JSBG en visite chez Carlos Santos: l’interview (Part 2)

Mardi passé vous avez pu suivre ma visite à la manufacture de la marque Carlos Santos (à relire ici). Je vous propose aujourd’hui la seconde partie de ce reportage: l’interview de Carlos Santos lui-même. Après avoir débuté à 14 ans à la « Zarco », le nom de sa fabrique de chaussures, il en est aujourd’hui à la fois le propriétaire et le garant d’une tradition d’excellence, inscrite dans les gènes de la maison. À 58 ans, gérant cette société florissante employant 105 artisans, encensé par ses pairs (et non pas paires), c’est le bon moment pour lui de faire le point sur sa carrière de créateur de souliers haut de gamme. J’ai donc l’honneur de vous présenter Monsieur Carlos Santos, un homme d’exception.

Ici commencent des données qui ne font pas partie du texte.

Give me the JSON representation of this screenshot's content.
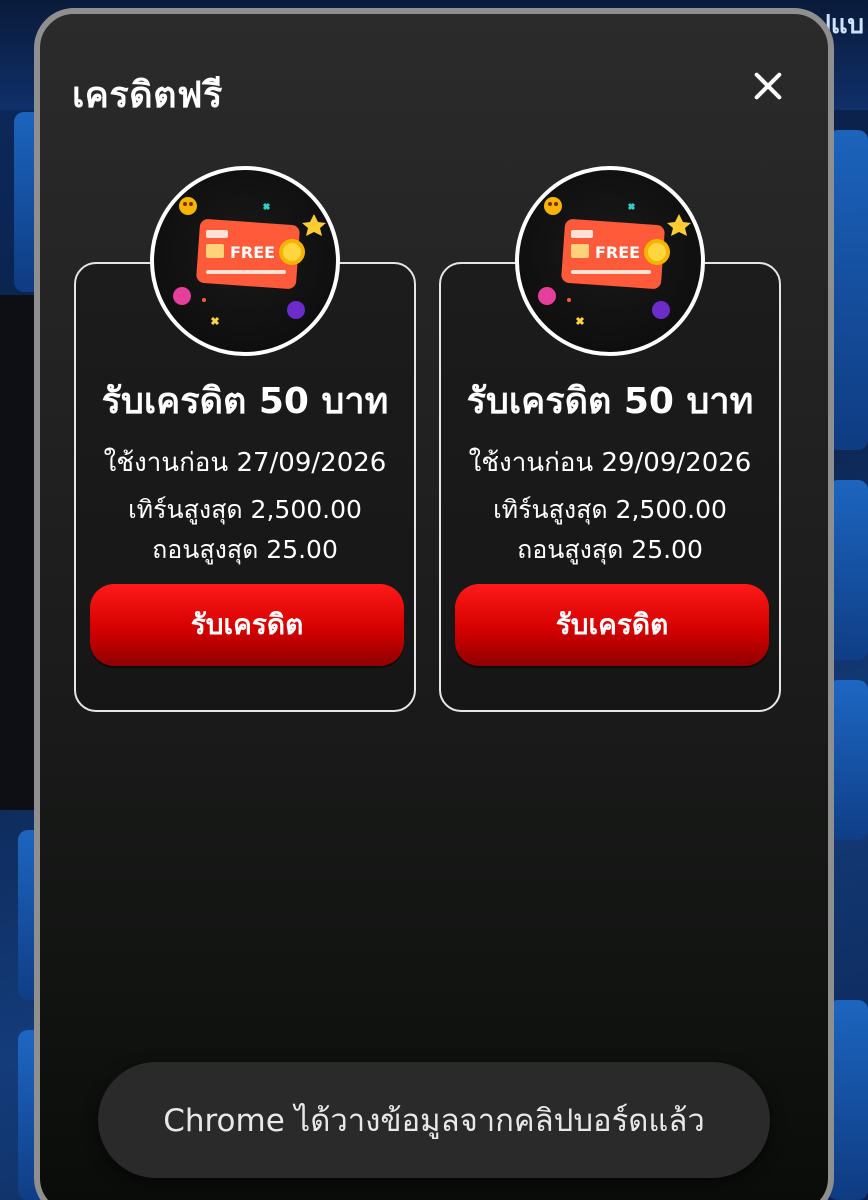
{
  "background": {
    "top_text": "ปแบ"
  },
  "modal": {
    "title": "เครดิตฟรี",
    "close_icon": "close-icon"
  },
  "cards": [
    {
      "badge_text": "FREE",
      "title": "รับเครดิต 50 บาท",
      "expiry": "ใช้งานก่อน 27/09/2026",
      "turnover": "เทิร์นสูงสุด 2,500.00",
      "withdraw": "ถอนสูงสุด 25.00",
      "button_label": "รับเครดิต"
    },
    {
      "badge_text": "FREE",
      "title": "รับเครดิต 50 บาท",
      "expiry": "ใช้งานก่อน 29/09/2026",
      "turnover": "เทิร์นสูงสุด 2,500.00",
      "withdraw": "ถอนสูงสุด 25.00",
      "button_label": "รับเครดิต"
    }
  ],
  "toast": {
    "message": "Chrome ได้วางข้อมูลจากคลิปบอร์ดแล้ว"
  },
  "colors": {
    "button_red": "#e00000",
    "modal_bg": "#1e1e1e",
    "modal_border": "#8f8f8f"
  }
}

JSBG en visite chez Carlos Santos: l’interview (Part 2)

JSBG – Vous êtes entré dans le monde de la chaussure à… 14 ans, dans cette entreprise, Zarco, qui est aujourd’hui la vôtre. Qu’avez-vous retenu de votre entrée dans le monde du travail si jeune? Carlos Santos – À l’époque j’ai pu vraiment apprendre comment fabriquer un soulier à la main, à l’ancienne. Je me suis très vite passionné pour ces façons de faire, m’insérant ainsi dans une équipe qui était alors déjà en quête d’excellence.

Comment avez-vous fait pour gravir si vite les échelons de cette entreprise, jusqu’à la racheter complètement à la famille Costa? Au début je n’avais rien, sauf la chance d’avoir pu entrer directement dans une des meilleures fabriques. Ensuite, au contact de mes collègues mais aussi des visiteurs étrangers qui passaient par ici, j’ai pu apprendre à reconnaître les qualités du produit, les matières, le design, etc, et j’ai pu passer au département ventes à mes 18 ans. Là, j’ai réussi à faire entrer nos produits dans les 12 magasins de référence de l’époque au Portugal. J’ai compris comment faire des souliers susceptibles de plaire au client. Du coup, j’ai décidé de petit à petit commencer à acheter des actions de la société. J’ai aussi eu de la chance, car les propriétaires de l’époque, la famille Costa, ont repéré ma volonté et mon ambition, et m’ont  donné les moyens de réussir. Vers mes 30 ans j’ai dû prendre une décision: soit partir et aller créer ma propre marque de toutes pièces, soit rester mais comme patron. Comme depuis tout jeune j’avais dans l’idée qu’un jour cette usine serait mienne, le choix a été vite fait. J’ai donc racheté progressivement le solde des actions de la famille Costa, jusqu’à ce que l’entreprise m’appartienne entièrement.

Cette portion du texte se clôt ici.